A Code of Practice for materials recycling facilities has been launched and formally laid before parliament.
The new Code of Practice will call for all materials recycling facilities (MRFs) over a certain size to measure the quality of their inputs and outputs. The test results will then be made available to businesses buying the recycling material as well as to local councils and others who supply material to the MRFs.
The code which would apply in both England and Wales does however stop short of setting any minimum quality standards.
The mandatory code is based on an initiative developed by the Environmental Services Association (ESA), the trade association for the waste management sector in the UK.
Government anticipates that the measures will cost businesses approximately £13 million to implement, a net saving of £31 million will however be generated through higher material revenue and reduced landfill costs, alongside avoided greenhouse gas emissions.
At an official launch event, Lord de Mauley said he believed there was “a strong businesses and environmental case for driving up quality.”
“It is in all our interests to obtain the maximum economic value from our recyclates, whatever the material. The right levels of quality unlock and deliver value to the whole supply chain. Get the quality right, and this consultation will help do that, I hope, and manufacturers that use recyclates will want access to greater quantities.”
The minister also commented that improving the quality of recyclables will help on the export market, particularly with regard to China where plastics expects were “potentially under threat from China’s tightening import regulations.”
Turning to the details of the MRF code, he praised the ESA and its members for their early input in developing it and also WRAP for its support. The code, said Lord de Mauley, would send a “clear signal that government is taking quality seriously.”
Many waste management companies are supportive of the mandatory approach, with the focus being on high quality recycling.
The MRF code would be delivered through changes to the Environmental Permitting Regulations (England and Wales) which would come into force on April 6 2014 and consultation opened today on the proposals with responses due in by April 26.
All permitted MRFs processing more than 1,000 tonnes of dry recyclate per annum will be required to routinely measure the quality of the input, output and residual waste streams.

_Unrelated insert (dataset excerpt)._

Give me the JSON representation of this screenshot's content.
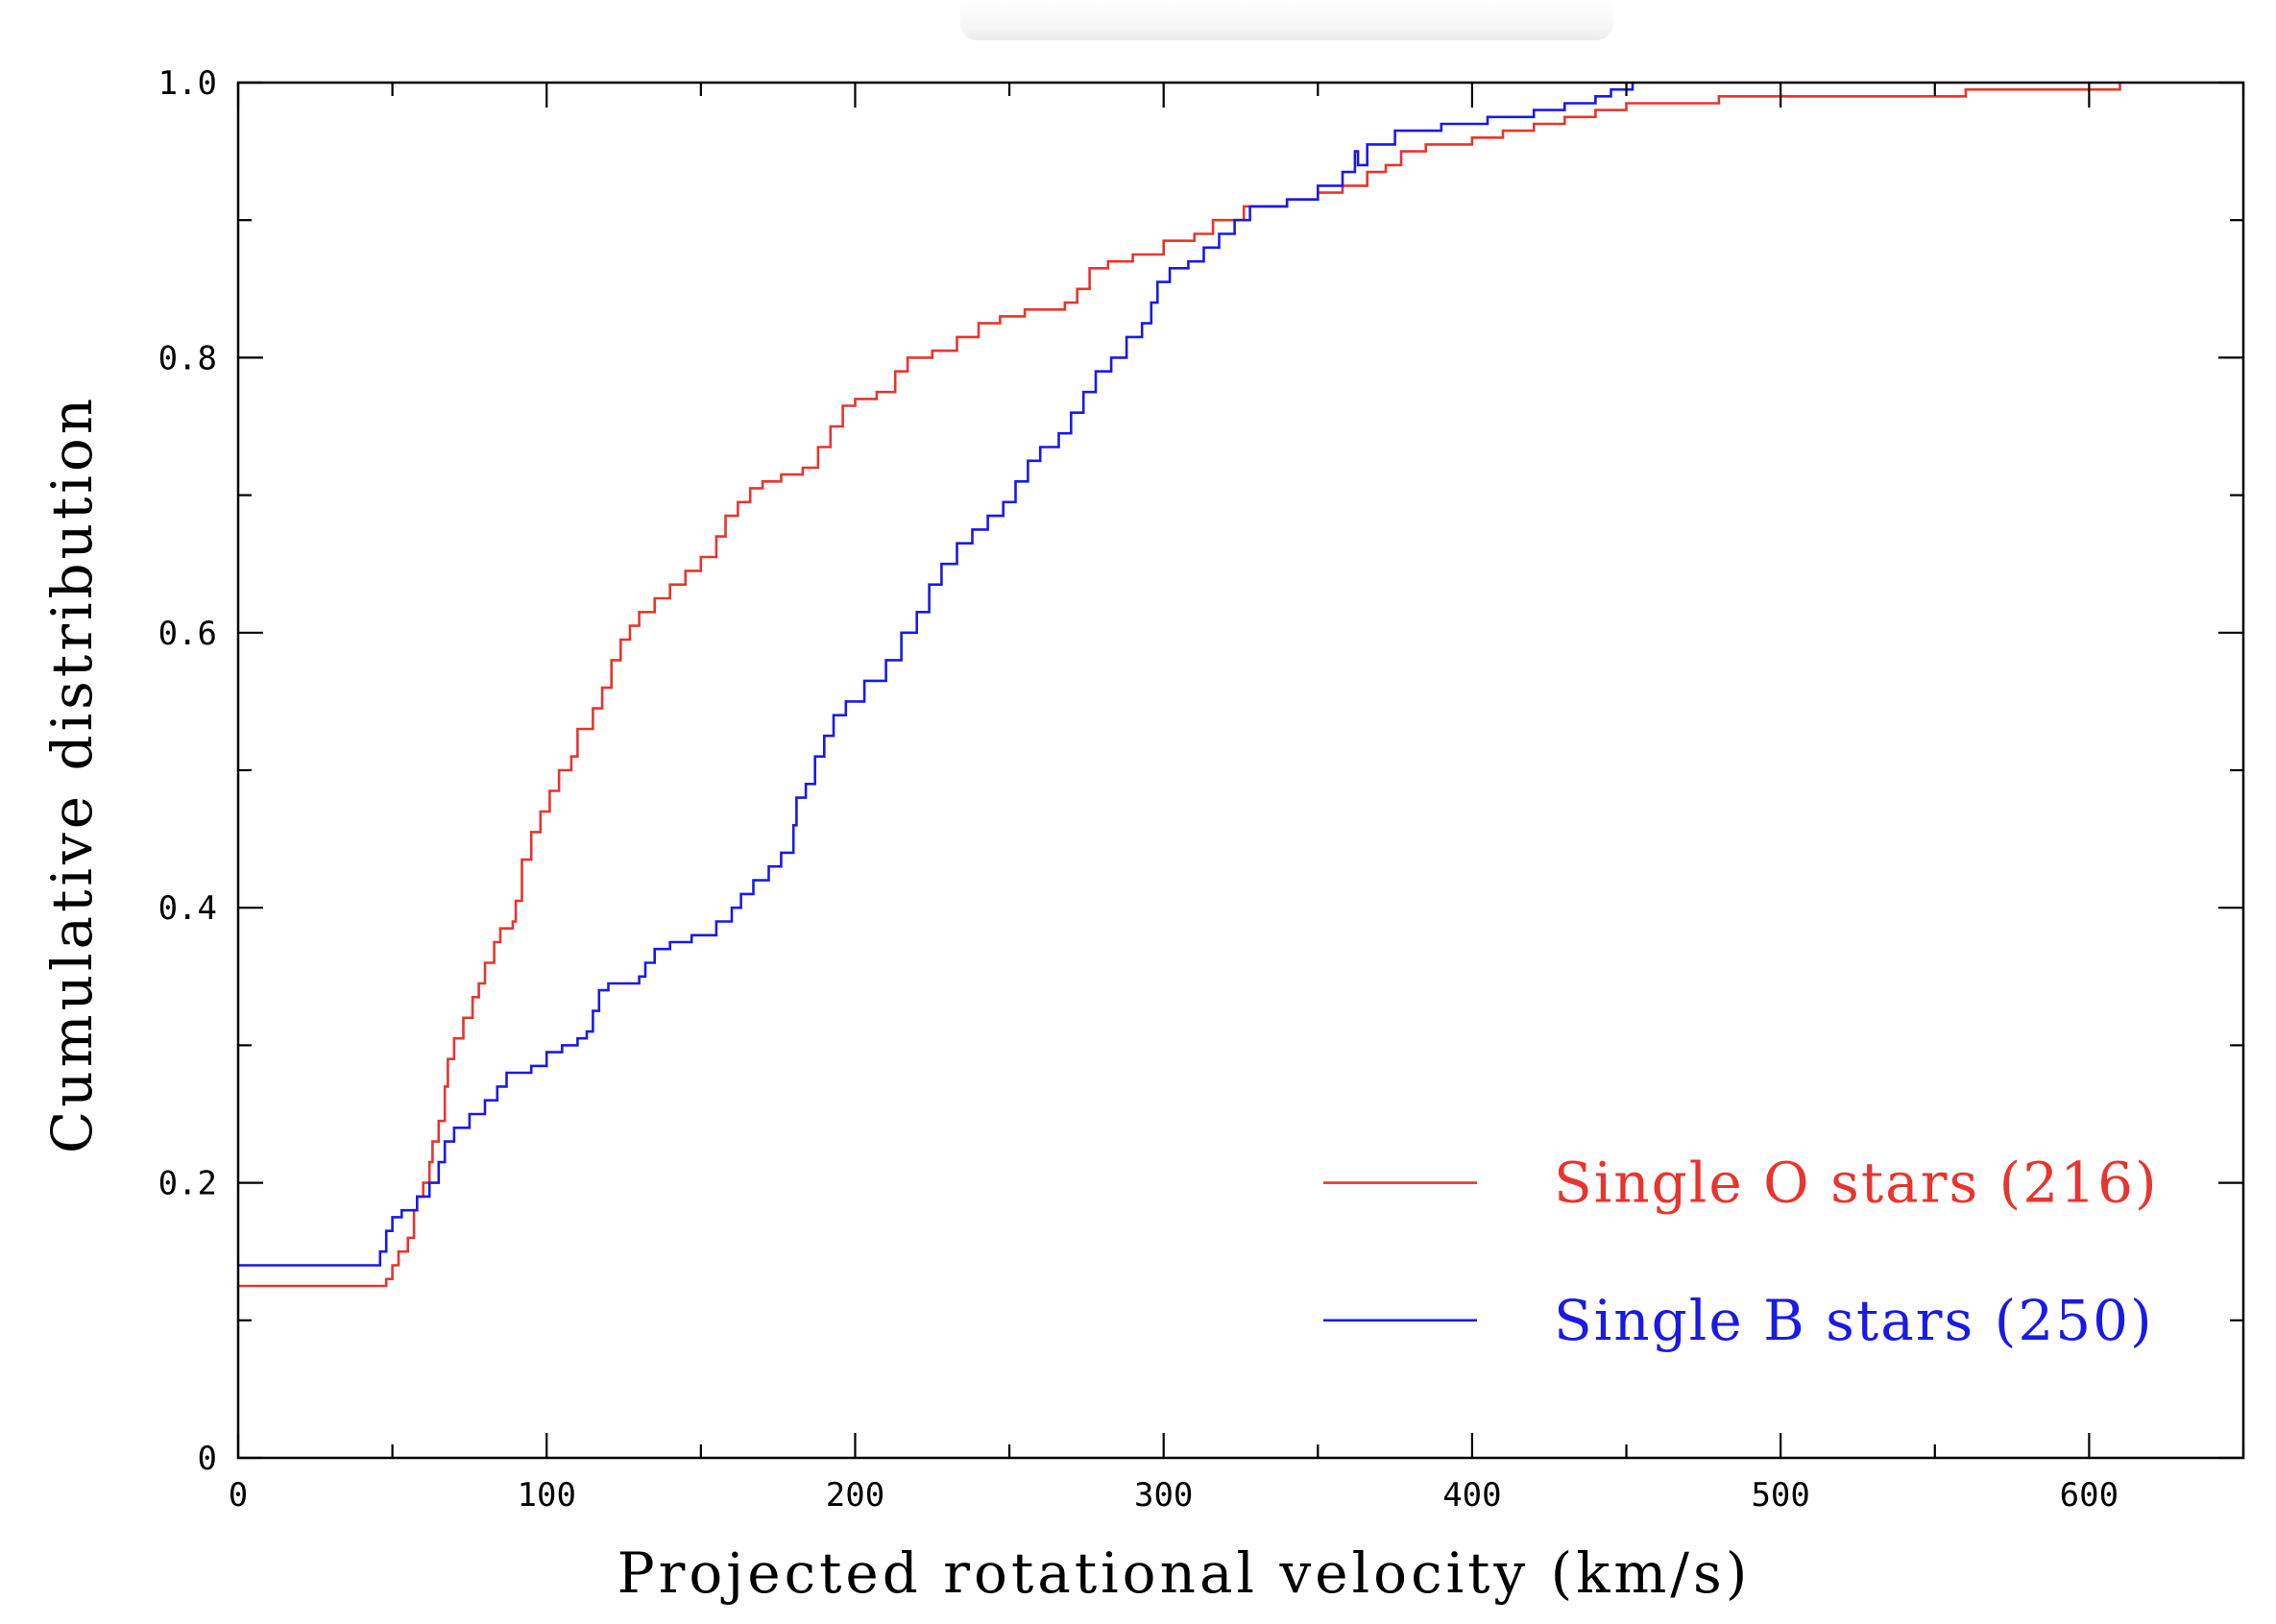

This information on quality will be made available to the MRF customers including local authorities and reprocessors on a quarterly basis via the Environment Agency.
The regulations also require an annual independent audit to be undertaken “to provide confidence to stakeholders that the sampling and testing is being undertaken in an acceptable and comparable manner by all MRFs (to provide a level playing field) and that the results produced can be relied upon.”
The measures Defra is planning to implement over the next few years to drive high quality recycling is set out in the Quality Action Plan.
Dry recyclables such as paper, glass, metals and plastics are the primary focus; Defra however noted that many of the principles also apply to food and garden waste.
Alongside the MRF Code of Practice, the measures outlined in the plan include:
- “Issuing statutory guidance to support waste collectors’ implementation of the separate collection requirement under the revised Waste Framework Directive;
- Delivering more accurate recycling data by amending guidance for councils to clarify what they should ask MRF operators to gain robust information on reject rates;
- Supporting the adoption of the End Destinations of Recycling Charter among local authorities;
- Developing a voluntary system for grading the quality of recyclates for each of the material streams – paper, plastics, metals and glass; and,
- Consulting on amendments to the packaging waste recovery note (PRN) and packaging waste export recovery note (PRN) scheme in a bid to create a level playing field by applying the same quality criteria (which has yet to be determined) to both.”
Defra will also be undertaking numerous actions to help improve the quality of material which is exported.
The success of the action plan will be measured according to the proportion of outputs meeting reprocessor quality specifications, the number of MRFs implementing quality management systems and the amount of material achieving end of waste status.